Peter se queda boquiabierto.

—¿Te acuerdas de Phil? —pregunta.

Asiento.

—Un poco.

—Está por aquí. No sé por qué no ha venido a verte todavía.

—A lo mejor teme que no lo reconozca.

Es una broma, pero me hace pensar en cómo verán los otros lo que me pasa. Ellos me conocen aunque yo no los conozca a ellos.

Tengo los brazos cruzados. Me siento rara aquí en medio del baño, así que me acerco a la pared del servicio y me apoyo también.

—¿De verdad que estabas aquí a oscuras sin hacer nada?

—Estaba haciendo estiramientos. Me ayudan a dormir cuando tengo pesadillas.

—¿Qué clase de pesadillas?

Se dirige al lavabo y llena un vaso de agua; me ignora.

Hay dos lavabos, uno junto al otro, dos espejos y cuatro cepillos de dientes. Me da la espalda. Tiene un grueso arañazo rojo entre los hombros que se abulta cuando levanta el brazo para beber. Me pregunto cómo se lo ha hecho; probablemente lo sabía, hace unos días lo sabía.

Las pesadillas son un tema delicado. Lo pillo. Intento otra cosa:

—Estoy llevándolo bastante bien, ¿no crees?
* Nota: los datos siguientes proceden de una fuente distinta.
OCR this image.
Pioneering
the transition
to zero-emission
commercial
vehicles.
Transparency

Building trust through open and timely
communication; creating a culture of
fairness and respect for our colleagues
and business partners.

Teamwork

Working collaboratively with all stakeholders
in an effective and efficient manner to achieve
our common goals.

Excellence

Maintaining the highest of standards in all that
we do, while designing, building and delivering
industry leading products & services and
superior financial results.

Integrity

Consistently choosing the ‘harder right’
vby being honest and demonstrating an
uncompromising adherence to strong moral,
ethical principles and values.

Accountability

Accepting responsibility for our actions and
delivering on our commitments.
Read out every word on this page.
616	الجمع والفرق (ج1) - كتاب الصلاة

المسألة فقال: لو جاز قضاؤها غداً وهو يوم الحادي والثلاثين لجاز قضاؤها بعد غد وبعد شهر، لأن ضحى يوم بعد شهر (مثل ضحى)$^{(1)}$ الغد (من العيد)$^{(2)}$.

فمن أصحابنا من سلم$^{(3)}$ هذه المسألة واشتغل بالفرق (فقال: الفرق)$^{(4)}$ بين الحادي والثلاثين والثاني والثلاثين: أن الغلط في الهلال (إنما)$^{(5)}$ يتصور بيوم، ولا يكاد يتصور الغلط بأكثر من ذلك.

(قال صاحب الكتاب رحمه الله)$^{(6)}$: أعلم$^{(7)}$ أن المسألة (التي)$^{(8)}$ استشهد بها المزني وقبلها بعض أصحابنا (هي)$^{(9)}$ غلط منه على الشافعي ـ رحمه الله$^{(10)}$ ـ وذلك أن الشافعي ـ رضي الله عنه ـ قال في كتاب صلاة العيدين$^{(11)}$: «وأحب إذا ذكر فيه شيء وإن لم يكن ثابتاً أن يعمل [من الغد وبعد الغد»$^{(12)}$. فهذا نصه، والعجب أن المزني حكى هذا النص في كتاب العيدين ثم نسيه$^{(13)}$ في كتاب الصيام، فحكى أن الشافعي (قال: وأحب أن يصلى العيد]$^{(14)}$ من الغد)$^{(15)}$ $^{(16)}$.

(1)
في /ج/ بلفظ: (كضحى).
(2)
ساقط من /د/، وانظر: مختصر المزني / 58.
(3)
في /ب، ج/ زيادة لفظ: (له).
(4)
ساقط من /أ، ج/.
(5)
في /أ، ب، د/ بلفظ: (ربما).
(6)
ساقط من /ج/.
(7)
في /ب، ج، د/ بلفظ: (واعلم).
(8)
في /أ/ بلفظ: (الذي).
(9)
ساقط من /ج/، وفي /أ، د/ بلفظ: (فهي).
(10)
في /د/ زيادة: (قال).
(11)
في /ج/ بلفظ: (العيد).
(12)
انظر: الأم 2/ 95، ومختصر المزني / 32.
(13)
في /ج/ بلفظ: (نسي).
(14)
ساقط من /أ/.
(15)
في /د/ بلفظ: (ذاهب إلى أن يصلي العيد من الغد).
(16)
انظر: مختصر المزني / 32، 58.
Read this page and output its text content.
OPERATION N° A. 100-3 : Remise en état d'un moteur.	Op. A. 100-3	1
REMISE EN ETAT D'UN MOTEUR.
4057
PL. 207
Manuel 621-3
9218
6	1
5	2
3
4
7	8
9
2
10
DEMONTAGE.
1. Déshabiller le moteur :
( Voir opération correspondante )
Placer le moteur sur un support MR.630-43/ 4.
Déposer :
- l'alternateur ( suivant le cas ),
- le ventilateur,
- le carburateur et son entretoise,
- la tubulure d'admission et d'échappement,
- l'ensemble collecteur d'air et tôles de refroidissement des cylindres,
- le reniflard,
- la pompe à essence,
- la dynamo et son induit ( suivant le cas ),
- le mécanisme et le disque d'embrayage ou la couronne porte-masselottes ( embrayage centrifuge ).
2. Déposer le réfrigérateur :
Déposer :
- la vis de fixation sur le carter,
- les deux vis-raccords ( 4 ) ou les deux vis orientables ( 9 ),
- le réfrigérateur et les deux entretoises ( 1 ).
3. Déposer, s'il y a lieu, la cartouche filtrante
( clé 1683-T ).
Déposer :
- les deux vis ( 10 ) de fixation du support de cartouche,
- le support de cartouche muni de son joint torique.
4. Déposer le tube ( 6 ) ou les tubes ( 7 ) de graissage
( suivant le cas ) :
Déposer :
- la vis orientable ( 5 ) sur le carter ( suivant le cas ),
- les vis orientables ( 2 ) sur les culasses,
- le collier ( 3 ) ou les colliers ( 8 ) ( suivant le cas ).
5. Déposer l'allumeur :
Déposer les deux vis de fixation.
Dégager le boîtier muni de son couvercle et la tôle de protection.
O finjo de maravilla. Sigo sintiendo que puedo derrumbarme en cualquier momento, como si me hubieran recompuesto con un pegamento reseco.

—Ya te lo he dicho, te han entrenado. Te adaptas. Por mucho que hayas olvidado, aún recuerdas nuestra forma de vida. Llevamos años aquí. Hace unos días tú y yo jugamos al ajedrez ahí fuera. Gané, pero creo que me dejaste hacerlo y eso que nunca te dejas ganar.

Cuando se gira, tiene los ojos rojos. Debe de ser la luz, porque no parecía tan triste.

—Hemos sido amigos durante mucho tiempo —dice.

—Siento no recordarlo.

Encoge los hombros como si no tuviera importancia, pero sí la tiene, ambos lo sabemos.

—Crearemos nuevos recuerdos.

Le veo marchar deseando haber dicho algo mejor, algo para demostrarle que soy la chica que recuerda, aunque ni siquiera yo me acuerde de ella.

Ha dejado el vaso sobre la balda, medio lleno. Me lo acabo y vuelvo a la cama.